The MDX decision is already handled inline (frontmatter.components === true), so the wrapper function, its export, and its tests were unused. Also removes a leftover --escape-lt-digits reference from the normalize-content usage text.
…main2 comments Use Makefile targets (make dev, make build) instead of raw npm commands in README, CONTRIBUTING, and the contributing content page. Switch git clone examples from SSH to HTTPS for lower barrier to entry. Revert JSX comments in ifb/main2.md back to HTML comments since the file doesn't use components. Also split event-specific frontmatter fields into their own table and use more realistic example directory names in CONTRIBUTING.
Same bug as ifb/main2.md — JSX comment syntax in a file without components: true would render as visible text. Also restore the EU notices.md alert templates that the Freiburg team uses for posting maintenance banners.
67ecc95 to
c55e525
Compare
Summary
The Astro preprocessor currently applies ~10 syntax transforms to every content file on every build — converting Gridsome tags, kramdown attributes, Font Awesome icons, etc. This means the build is doing work that should have been done once, and contributors can't see the "real" content in the source files.
This PR commits those transforms to the content files themselves and removes the corresponding build-time code. The preprocessor shrinks by ~220 lines, and a new CI lint (
npm run content:lint) prevents legacy syntax from being reintroduced.What changed in content (~780 files)
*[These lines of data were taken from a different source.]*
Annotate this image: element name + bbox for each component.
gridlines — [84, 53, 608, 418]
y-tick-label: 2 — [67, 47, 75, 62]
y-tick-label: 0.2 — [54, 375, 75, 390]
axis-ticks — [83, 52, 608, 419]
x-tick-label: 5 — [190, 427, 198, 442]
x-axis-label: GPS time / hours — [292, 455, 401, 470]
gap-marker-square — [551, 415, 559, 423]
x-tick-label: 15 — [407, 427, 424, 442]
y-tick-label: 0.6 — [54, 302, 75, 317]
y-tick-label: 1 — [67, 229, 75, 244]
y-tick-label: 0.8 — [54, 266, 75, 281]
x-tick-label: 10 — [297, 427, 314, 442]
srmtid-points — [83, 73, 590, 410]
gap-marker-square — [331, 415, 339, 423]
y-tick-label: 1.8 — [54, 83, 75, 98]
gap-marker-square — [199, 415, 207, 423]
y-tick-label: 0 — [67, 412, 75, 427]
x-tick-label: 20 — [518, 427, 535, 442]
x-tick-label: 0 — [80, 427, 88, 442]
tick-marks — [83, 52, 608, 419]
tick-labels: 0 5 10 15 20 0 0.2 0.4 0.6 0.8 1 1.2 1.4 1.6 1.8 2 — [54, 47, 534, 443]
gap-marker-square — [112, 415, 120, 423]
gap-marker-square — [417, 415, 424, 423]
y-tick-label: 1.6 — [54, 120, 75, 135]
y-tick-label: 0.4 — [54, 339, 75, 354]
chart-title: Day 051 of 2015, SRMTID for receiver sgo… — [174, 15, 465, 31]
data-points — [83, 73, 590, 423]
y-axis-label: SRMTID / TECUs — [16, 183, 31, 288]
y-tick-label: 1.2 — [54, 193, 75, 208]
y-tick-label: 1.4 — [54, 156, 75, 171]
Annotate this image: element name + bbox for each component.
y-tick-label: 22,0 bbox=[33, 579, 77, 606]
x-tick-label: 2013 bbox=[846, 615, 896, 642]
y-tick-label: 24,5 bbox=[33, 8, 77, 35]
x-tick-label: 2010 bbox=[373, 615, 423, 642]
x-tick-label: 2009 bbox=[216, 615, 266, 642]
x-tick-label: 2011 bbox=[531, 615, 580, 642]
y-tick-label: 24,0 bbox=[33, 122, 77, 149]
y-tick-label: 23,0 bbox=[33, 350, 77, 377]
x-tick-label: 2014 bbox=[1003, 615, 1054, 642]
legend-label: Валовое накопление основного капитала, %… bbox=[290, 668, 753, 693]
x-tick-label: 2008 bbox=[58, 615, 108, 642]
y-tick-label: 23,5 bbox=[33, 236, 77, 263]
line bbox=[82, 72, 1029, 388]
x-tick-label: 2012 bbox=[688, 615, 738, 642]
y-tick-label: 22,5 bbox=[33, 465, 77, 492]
All changes are mechanical, applied via
normalize-content.mjs:<g-link>/<g-image>→ standard HTML, stripped Vue imports and:bindingsyntax{: .class}converted toclass="...", block-level annotations ({:.table.table-striped}) removed (no standard markdown equivalent — see discussion in comments)<br>→<br />), bare numeric attributes quoted, autolinks converted, component names PascalCased<i>tags, icon links, and kramdown FA patterns converted to<Icon name="..." />MDX components (~40 files). NewIcon.astrocomponent useslucide-static— renders at build time, no client JSlayout:fields, normalized scalar tags/subsites/authors to arrays, replaced deprecatedauthorswithcontributionsin example filescomponents: trueto ~190 files that use MDX components, removed it from ~15 files that had the flag but no componentsWhat changed in the build pipeline
hasProblematicHtml(),convertHtmlToJsx(),needsVueProcessing()auto-detection,SAFE_COMPONENTSlist,convertFontAwesomeToLucide()and its FA→Lucide mapping table. MDX decision is now justfrontmatter.components === true.normalize-content.mjswith--checkmode for CI,content:lintnpm script, CI workflow job, andmake content-linttargetMDX is now explicit opt-in
Previously the preprocessor scanned content for known component tags and checked for "problematic HTML" that would break MDX parsing. Files with components but problematic HTML got silently downgraded to
.mdwith no warning. Now authors addcomponents: trueto frontmatter, andcontent:lintcatches mismatches. No auto-detection, no build-time content rewriting.